Colby Cyrus (25) is the writer, director, and star of his directorial debut "Muddy Water." Colby grew up in the small town of Moosup, CT. Colby went to the Acting Studio in NYC. Colby started as an actor but has matured nicely into the other aspects of filmmaking. Colby works now as a co-owner of Ski Productions with his colleague Andrew Medeiros. Muddy Water has really hit the ground running for the pair, and the film hopes to be the start of a promising production company. Colby is excited to grow as an artist and wants to make a permanent career out of directing the film.

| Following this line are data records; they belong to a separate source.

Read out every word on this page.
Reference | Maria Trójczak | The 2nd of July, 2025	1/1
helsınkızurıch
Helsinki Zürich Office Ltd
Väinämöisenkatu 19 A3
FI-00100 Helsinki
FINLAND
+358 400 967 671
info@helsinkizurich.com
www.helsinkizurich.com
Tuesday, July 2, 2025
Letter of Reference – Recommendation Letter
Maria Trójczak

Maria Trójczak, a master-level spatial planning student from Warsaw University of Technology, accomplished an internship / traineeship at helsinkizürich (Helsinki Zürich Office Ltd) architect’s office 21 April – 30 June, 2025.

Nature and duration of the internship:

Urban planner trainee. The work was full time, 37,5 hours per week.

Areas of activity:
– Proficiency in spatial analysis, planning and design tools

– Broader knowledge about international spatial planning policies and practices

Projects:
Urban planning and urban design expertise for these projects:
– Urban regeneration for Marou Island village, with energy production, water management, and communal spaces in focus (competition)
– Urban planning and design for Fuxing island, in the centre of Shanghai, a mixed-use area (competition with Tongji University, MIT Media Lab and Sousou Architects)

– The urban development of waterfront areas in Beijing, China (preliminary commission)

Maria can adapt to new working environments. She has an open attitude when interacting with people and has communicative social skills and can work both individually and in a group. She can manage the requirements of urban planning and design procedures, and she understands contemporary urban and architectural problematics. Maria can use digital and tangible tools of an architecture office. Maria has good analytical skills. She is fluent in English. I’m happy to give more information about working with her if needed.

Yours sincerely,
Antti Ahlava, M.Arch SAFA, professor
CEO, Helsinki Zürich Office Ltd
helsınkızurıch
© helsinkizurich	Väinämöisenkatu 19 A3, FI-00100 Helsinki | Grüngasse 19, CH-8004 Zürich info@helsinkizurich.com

Andrew Medeiros (28) is the Executive Producer of Muddy Water. Andrew and Colby Cyrus (the director of Muddy Water) are co-owners of their own independent production company Ski Productions LLC, in which they co-write, co-direct, and co-star together in the films they make. Andrew and Colby have just started to get their production company off the ground with their first short film Muddy Water. Andrew met Colby when Andrew started the sketch comedy youtube channel Not That Clever. A youtube channel Andrew Co-created when he was struggling to book professional auditions in New York. Andrew cast Colby as a writer, and actor in the channel's first season of production and the two have been friends and creative collaborators ever since.

What was the inspiration behind the making of Muddy Water?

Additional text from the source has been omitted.